Blue-pigment indigoidine synthetase gene from Streptomyces lavendulae

Description

BpsA stands for the blue-pigment indigoidine synthetase gene,encoded by a single module-type nonribosomal peptide synthetase (NRPS).It can synthesize two molecules of glutamine into one molecule of indigo.Itself is derived from Streptomyces lavendulae.

But Corynebacterium glutamicum is usually used to express bpsA for high indigo production,because it carries strong fluxes for the biosynthesis of L-glutamate, a precursor of L-glutamine.Meanwhile,C. glutamate can also heterologously express indigo synthase and has the pcpS gene,which expresses PPTase(4'-phosphopantetheinyl transferase).The PPTase is of great significance becasuse it mediates the activation of the apo-form of BpsA into its active holo-form by adding coenzyme A to the peptide carrier domain (PCP).
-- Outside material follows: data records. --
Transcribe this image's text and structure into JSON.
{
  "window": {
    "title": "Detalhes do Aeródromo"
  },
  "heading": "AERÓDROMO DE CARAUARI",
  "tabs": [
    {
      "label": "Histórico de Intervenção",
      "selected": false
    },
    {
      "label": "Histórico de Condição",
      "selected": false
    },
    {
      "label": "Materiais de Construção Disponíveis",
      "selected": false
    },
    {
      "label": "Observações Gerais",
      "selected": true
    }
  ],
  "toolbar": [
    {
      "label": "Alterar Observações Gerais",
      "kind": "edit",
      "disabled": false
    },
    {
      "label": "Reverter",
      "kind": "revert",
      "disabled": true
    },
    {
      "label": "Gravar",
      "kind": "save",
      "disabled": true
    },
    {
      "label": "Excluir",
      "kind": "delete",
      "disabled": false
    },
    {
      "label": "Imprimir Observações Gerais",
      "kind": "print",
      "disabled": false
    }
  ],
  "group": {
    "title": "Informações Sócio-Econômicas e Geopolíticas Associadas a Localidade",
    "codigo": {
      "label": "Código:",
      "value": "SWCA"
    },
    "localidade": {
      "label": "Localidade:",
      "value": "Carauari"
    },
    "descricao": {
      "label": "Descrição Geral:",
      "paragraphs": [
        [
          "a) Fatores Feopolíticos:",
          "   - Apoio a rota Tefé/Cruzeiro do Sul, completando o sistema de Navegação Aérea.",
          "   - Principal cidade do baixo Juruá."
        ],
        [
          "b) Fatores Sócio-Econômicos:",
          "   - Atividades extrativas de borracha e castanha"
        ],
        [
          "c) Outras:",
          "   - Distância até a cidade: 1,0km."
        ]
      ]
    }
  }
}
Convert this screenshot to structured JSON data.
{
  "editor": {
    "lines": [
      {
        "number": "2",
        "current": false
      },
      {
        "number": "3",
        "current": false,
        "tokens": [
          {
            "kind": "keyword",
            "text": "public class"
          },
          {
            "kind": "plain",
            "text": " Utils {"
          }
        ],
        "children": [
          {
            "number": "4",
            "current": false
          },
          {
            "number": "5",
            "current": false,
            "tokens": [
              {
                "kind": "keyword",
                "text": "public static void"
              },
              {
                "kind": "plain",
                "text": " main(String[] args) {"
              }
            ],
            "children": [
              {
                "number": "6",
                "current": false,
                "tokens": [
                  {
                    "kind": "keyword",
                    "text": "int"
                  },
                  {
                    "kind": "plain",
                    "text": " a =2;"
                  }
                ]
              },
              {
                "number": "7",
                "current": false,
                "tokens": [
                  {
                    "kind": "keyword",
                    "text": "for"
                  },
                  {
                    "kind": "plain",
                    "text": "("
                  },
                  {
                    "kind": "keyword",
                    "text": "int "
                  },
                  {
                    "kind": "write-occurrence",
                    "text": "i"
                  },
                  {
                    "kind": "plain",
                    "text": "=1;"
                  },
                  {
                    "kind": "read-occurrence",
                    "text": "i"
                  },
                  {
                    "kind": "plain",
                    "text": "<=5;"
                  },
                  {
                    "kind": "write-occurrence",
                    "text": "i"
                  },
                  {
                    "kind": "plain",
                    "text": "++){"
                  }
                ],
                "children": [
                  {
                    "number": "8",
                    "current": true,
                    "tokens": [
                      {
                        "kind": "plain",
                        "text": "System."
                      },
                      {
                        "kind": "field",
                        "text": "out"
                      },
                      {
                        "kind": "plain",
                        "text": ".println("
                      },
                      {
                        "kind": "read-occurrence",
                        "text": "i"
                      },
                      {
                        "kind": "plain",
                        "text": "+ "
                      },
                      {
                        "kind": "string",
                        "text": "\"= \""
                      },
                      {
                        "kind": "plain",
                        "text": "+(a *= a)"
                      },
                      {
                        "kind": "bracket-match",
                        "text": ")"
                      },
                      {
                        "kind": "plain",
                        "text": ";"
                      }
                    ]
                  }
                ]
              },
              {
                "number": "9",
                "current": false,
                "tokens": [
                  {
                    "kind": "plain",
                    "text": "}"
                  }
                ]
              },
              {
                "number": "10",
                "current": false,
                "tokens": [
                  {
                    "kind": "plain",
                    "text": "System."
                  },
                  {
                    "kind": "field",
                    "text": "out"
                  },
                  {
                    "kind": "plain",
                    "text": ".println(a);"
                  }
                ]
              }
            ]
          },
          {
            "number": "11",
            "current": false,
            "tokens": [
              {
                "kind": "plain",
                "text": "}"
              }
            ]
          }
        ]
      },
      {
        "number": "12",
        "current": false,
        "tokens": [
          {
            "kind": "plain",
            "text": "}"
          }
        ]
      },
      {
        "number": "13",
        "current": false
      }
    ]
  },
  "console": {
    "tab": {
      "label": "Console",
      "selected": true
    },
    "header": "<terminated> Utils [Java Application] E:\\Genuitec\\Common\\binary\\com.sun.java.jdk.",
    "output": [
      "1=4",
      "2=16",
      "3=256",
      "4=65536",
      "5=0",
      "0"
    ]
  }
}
In this experiment we will optimize Komagataeibacter xylinus to express bpsA for one-step synthesis of colored fibers, and also codon optimize the bpsA coding sequence.

Experiment

Expression of indigo in Corynebacterium glutamicum

We successfully expressed bpsA in Corynebacterium glutamicum. As shown below, the right conical flask shows the fermentation results after introducing empty PEKEX2 into the C. glutamicum, whereas the left conical flask shows the fermentation results of indigo production after introducing bpsA plasmid into C.glutamicum.

Below is a diagram of Thomas Brilliant Blue staining of Corynebacterium glutamicum. From left to right, the first lane is the whole cell lysate of Valley Stick, the second lane is the whole cell lysate after introduction of the plasmid, the third lane is the supernatant of wild-type C. glutamicum, and the fourth lane is the supernatant after introduction of the plasmid. It indicates that bpsA successfully expressed indigo after introduction of the plasmid.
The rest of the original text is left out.